First Event of Many?

Pro-life student leaders at Georgetown said their respect-life event showed support for the pro-life movement is a lot stronger on campus than they realized. “I think it had a pretty positive impact,” Flo Martinez, board member of Georgetown Right to Life, told the Register.

Martinez said the event publicly underlined how the Jesuit ethos of cura personalis, the care of the whole person, is grounded in care for human life from the moment of conception to natural death.

Havens Clark, the president of the pro-life club, told the Register that the event provided an opportunity to banish common misconceptions among Georgetown’s students, such as that the pro-life movement only cares about babies and not the mothers. The club actually espouses the Church’s entire teaching on the inherent dignity of human life and works with other groups to oppose sexual-based violence and the death penalty.

Clark also praised the university’s strong official backing of the event, which “really opened the doors” for the campus to have a better conversation on the dignity and value of human life.

“They were reminded that though most of the students seem ‘pro-choice,’ the university itself does support us in our pro-life activities,” Clark said. “I also had a number of people, who heard of the event, come up to me and say that they were pro-choice, but they supported having a dialogue on campus.”

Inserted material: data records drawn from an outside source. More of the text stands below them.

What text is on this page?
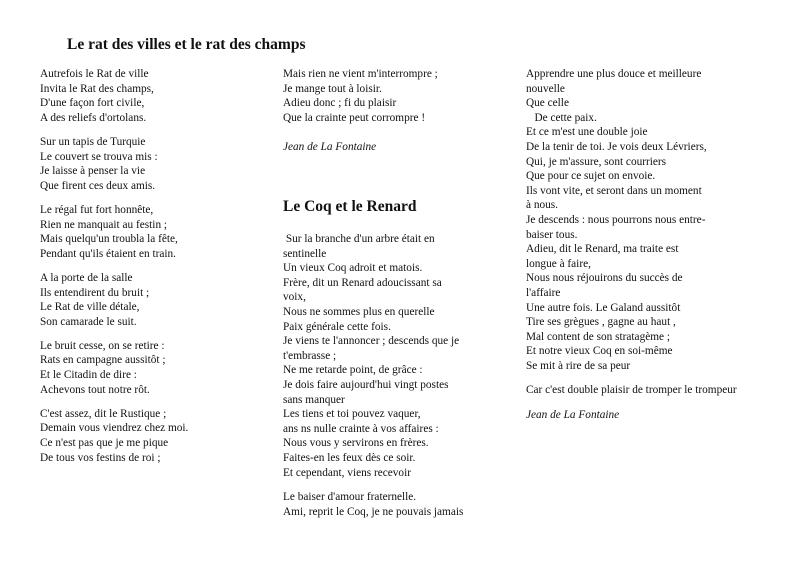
Le rat des villes et le rat des champs

Autrefois le Rat de ville
Invita le Rat des champs,
D'une façon fort civile,
A des reliefs d'ortolans.

Sur un tapis de Turquie
Le couvert se trouva mis :
Je laisse à penser la vie
Que firent ces deux amis.

Le régal fut fort honnête,
Rien ne manquait au festin ;
Mais quelqu'un troubla la fête,
Pendant qu'ils étaient en train.

A la porte de la salle
Ils entendirent du bruit ;
Le Rat de ville détale,
Son camarade le suit.

Le bruit cesse, on se retire :
Rats en campagne aussitôt ;
Et le Citadin de dire :
Achevons tout notre rôt.

C'est assez, dit le Rustique ;
Demain vous viendrez chez moi.
Ce n'est pas que je me pique
De tous vos festins de roi ;

Mais rien ne vient m'interrompre ;
Je mange tout à loisir.
Adieu donc ; fi du plaisir
Que la crainte peut corrompre !

Jean de La Fontaine

Le Coq et le Renard

Sur la branche d'un arbre était en
sentinelle
Un vieux Coq adroit et matois.
Frère, dit un Renard adoucissant sa
voix,
Nous ne sommes plus en querelle
Paix générale cette fois.
Je viens te l'annoncer ; descends que je
t'embrasse ;
Ne me retarde point, de grâce :
Je dois faire aujourd'hui vingt postes
sans manquer
Les tiens et toi pouvez vaquer,
ans ns nulle crainte à vos affaires :
Nous vous y servirons en frères.
Faites-en les feux dès ce soir.
Et cependant, viens recevoir

Le baiser d'amour fraternelle.
Ami, reprit le Coq, je ne pouvais jamais

Apprendre une plus douce et meilleure
nouvelle
Que celle
De cette paix.
Et ce m'est une double joie
De la tenir de toi. Je vois deux Lévriers,
Qui, je m'assure, sont courriers
Que pour ce sujet on envoie.
Ils vont vite, et seront dans un moment
à nous.
Je descends : nous pourrons nous entre-
baiser tous.
Adieu, dit le Renard, ma traite est
longue à faire,
Nous nous réjouirons du succès de
l'affaire
Une autre fois. Le Galand aussitôt
Tire ses grègues , gagne au haut ,
Mal content de son stratagème ;
Et notre vieux Coq en soi-même
Se mit à rire de sa peur

Car c'est double plaisir de tromper le trompeur

Jean de La Fontaine
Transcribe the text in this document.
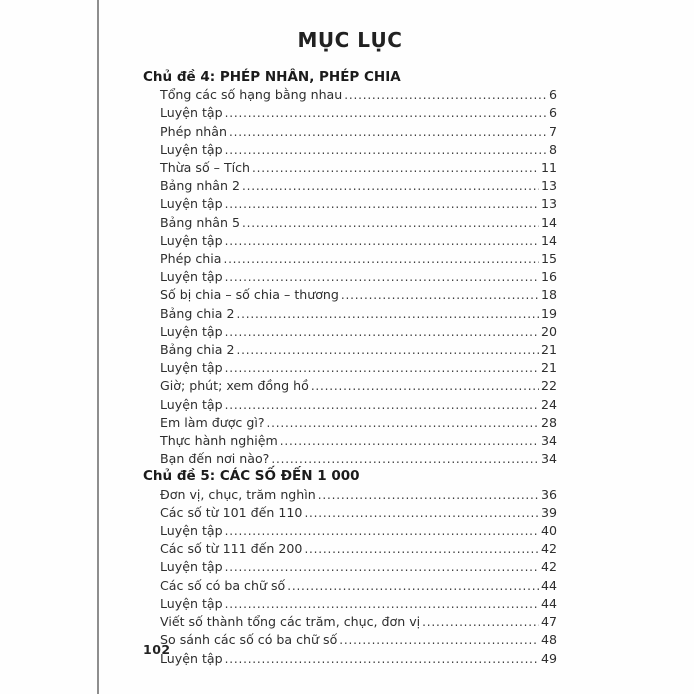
MỤC LỤC
Chủ đề 4: PHÉP NHÂN, PHÉP CHIA
Tổng các số hạng bằng nhau .....	6
Luyện tập .....	6
Phép nhân .....	7
Luyện tập .....	8
Thừa số – Tích .....	11
Bảng nhân 2 .....	13
Luyện tập .....	13
Bảng nhân 5 .....	14
Luyện tập .....	14
Phép chia .....	15
Luyện tập .....	16
Số bị chia – số chia – thương .....	18
Bảng chia 2 .....	19
Luyện tập .....	20
Bảng chia 2 .....	21
Luyện tập .....	21
Giờ; phút; xem đồng hồ .....	22
Luyện tập .....	24
Em làm được gì? .....	28
Thực hành nghiệm .....	34
Bạn đến nơi nào? .....	34
Chủ đề 5: CÁC SỐ ĐẾN 1 000
Đơn vị, chục, trăm nghìn .....	36
Các số từ 101 đến 110 .....	39
Luyện tập .....	40
Các số từ 111 đến 200 .....	42
Luyện tập .....	42
Các số có ba chữ số .....	44
Luyện tập .....	44
Viết số thành tổng các trăm, chục, đơn vị .....	47
So sánh các số có ba chữ số .....	48
Luyện tập .....	49
102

Donovan acknowledged that Georgetown has received a lot of negative Catholic press in the past for pro-abortion  campus activities, including the student-run Lecture Fund inviting Planned Parenthood’s Richards to speak in 2016. The decision outraged the Archdiocese of Washington, which publicly called on the university to “renew efforts at Georgetown to re-assert its Catholic identity [and] build what that holy pope [St. John Paul II] called a ‘civilization of life and love.’”

Donovan said the campus has many good pro-life leaders and activities going on that have not received much public attention. He hopes to see that start to change.

“Many people have said to me they would like to see this event replicated on a regular basis,” he said.

“I’m looking forward to making it happen again.”

 

Peter Jesserer Smith is a Register staff reporter.